Opposite: Maryann Egan in the vineyard at Wantirna Estate. Above: Reg Egan, founder of Wantirna Estate.
“But in the ’70s, the then-premier Rupert Hamer put a ‘green wedge’ overlay onto the area,” Maryann says, “which, in effect, meant that by chance we were protected.” With Wantirna Estate no longer under the threat of being turned into a housing development, Reg then “consolidated” the varietal mix in the vineyard, as Maryann puts it. “Once he realised that the vineyard wasn’t going to be to be pulled up for housing, he sort of decided what he wanted to make – and he was very infatuated with the wines of France,” she says. “I imagine Dad just drank quite a lot of Bordeaux in those days.
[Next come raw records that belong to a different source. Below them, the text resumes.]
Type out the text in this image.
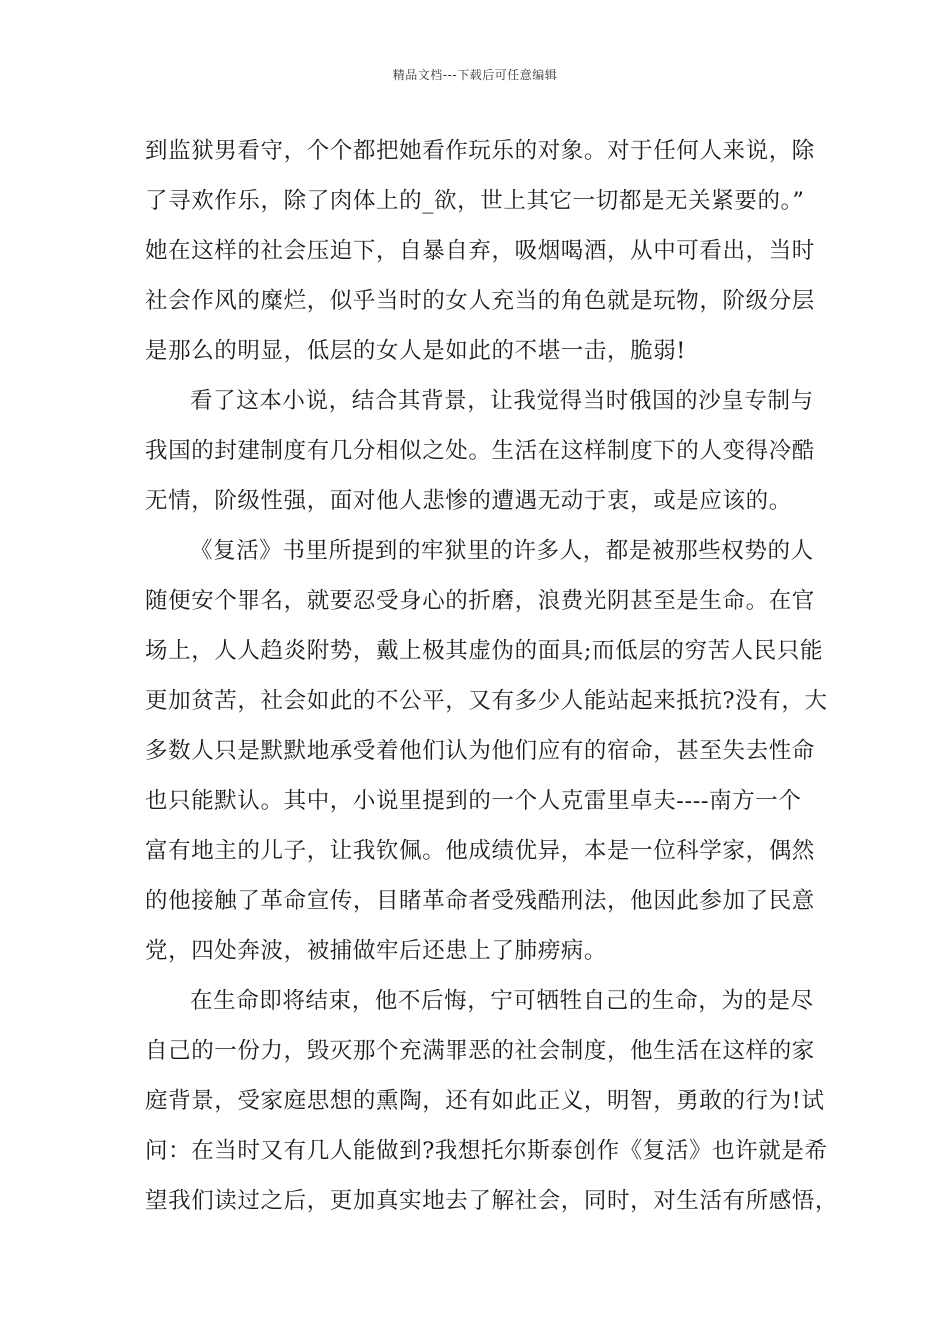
精品文档---下载后可任意编辑
到监狱男看守，个个都把她看作玩乐的对象。对于任何人来说，除
了寻欢作乐，除了肉体上的_欲，世上其它一切都是无关紧要的。”
她在这样的社会压迫下，自暴自弃，吸烟喝酒，从中可看出，当时
社会作风的糜烂，似乎当时的女人充当的角色就是玩物，阶级分层
是那么的明显，低层的女人是如此的不堪一击，脆弱!
看了这本小说，结合其背景，让我觉得当时俄国的沙皇专制与
我国的封建制度有几分相似之处。生活在这样制度下的人变得冷酷
无情，阶级性强，面对他人悲惨的遭遇无动于衷，或是应该的。
《复活》书里所提到的牢狱里的许多人，都是被那些权势的人
随便安个罪名，就要忍受身心的折磨，浪费光阴甚至是生命。在官
场上，人人趋炎附势，戴上极其虚伪的面具;而低层的穷苦人民只能
更加贫苦，社会如此的不公平，又有多少人能站起来抵抗?没有，大
多数人只是默默地承受着他们认为他们应有的宿命，甚至失去性命
也只能默认。其中，小说里提到的一个人克雷里卓夫----南方一个
富有地主的儿子，让我钦佩。他成绩优异，本是一位科学家，偶然
的他接触了革命宣传，目睹革命者受残酷刑法，他因此参加了民意
党，四处奔波，被捕做牢后还患上了肺痨病。
在生命即将结束，他不后悔，宁可牺牲自己的生命，为的是尽
自己的一份力，毁灭那个充满罪恶的社会制度，他生活在这样的家
庭背景，受家庭思想的熏陶，还有如此正义，明智，勇敢的行为!试
问：在当时又有几人能做到?我想托尔斯泰创作《复活》也许就是希
望我们读过之后，更加真实地去了解社会，同时，对生活有所感悟，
He was bringing in fine wines at auction from Christie’s in London, and some of the wines he brought in …geez, I wish we still had them. Just incredible wines, and they were Burgundy and Bordeaux, because that’s what the wine world was really seeing.” Reg’s circumscribed tastes reflected the significantly smaller size of the wine world at the time – “I mean, the Italians weren’t making very good wines in those days!” Maryann adds – and he was by no means the only budding vigneron in Victoria whose choice of planting material was inspired by French classics. “Phillip Jones initially planted cabernet down at Bass Phillip [in Gippsland] because he was a Bordeaux drinker,” Maryann says. Likewise, when other pioneers of the Yarra Valley’s second act such as Yarra Yering, Mount Mary, and the replanted and relaunched Yeringberg were putting in their vineyards in the late ’60s and early ’70s, both the drinking habits of the time and the plant material available dictated that the suite of Bordeaux varieties usually lead the plantings, with pinot noir often absent (owing to lack of availability) or relegated to smaller trial plots.
“The cabernet that is made in the Yarra is nothing like the big huge cabernets of the past – our cabernets have never been like that, but they’re just not fashionable.”
In an ironic reversal of the way cabernet and its companions took over from pinot noir in the Yarra Valley’s early history, the Yarra’s focus soon switched from the Bordelaise varieties to pinot noir – which became a popular planting choice as the region expanded throughout the 1980s, with fruit destined for both still and sparkling wines. It’s a change that Maryanne argues is at least as much driven by market demands as it is by the variety’s inherent suitability to the region. “For whatever reason, cabernet isn’t the drink of younger people,” she says. “Even though the cabernet that is made in the Yarra is nothing like the big huge cabernets of the past … our cabernets have never been like that, but they’re just not fashionable.” By contrast, she says, “Pinot seems to have caught the attention very much of wine drinkers. It wasn’t that long ago that there was a lot of pinot being made that was absolute rubbish. And good winemakers – and grape growers particularly – have come in and made pinot very well.” Pinot’s versatility in the winery – it can be made into a spectrum of styles from light and fresh to more structured and serious, with a commensurate range of prices attached – doesn’t hurt its prospects, either. “Pinot can be made in that pretty sort of flibbertigibbet style,” Maryann adds, “which you can chuck in the bottle and you charge, I don’t know, twenty-five bucks, and you can glug it down – happy days. You can’t make cabernet like that – cabernet like that would be horrible.” Thus while the rest of the world was madly planting cabernet sauvignon and merlot – both varieties doubled their percentage share of the world’s total vineyard holdings between 1990 and 2010 – these same varieties fell quietly out of fashion in the forward-thinking, Burgundy-obsessed Yarra Valley. But don’t count these stalwarts out just yet – there are signs of a comeback brewing.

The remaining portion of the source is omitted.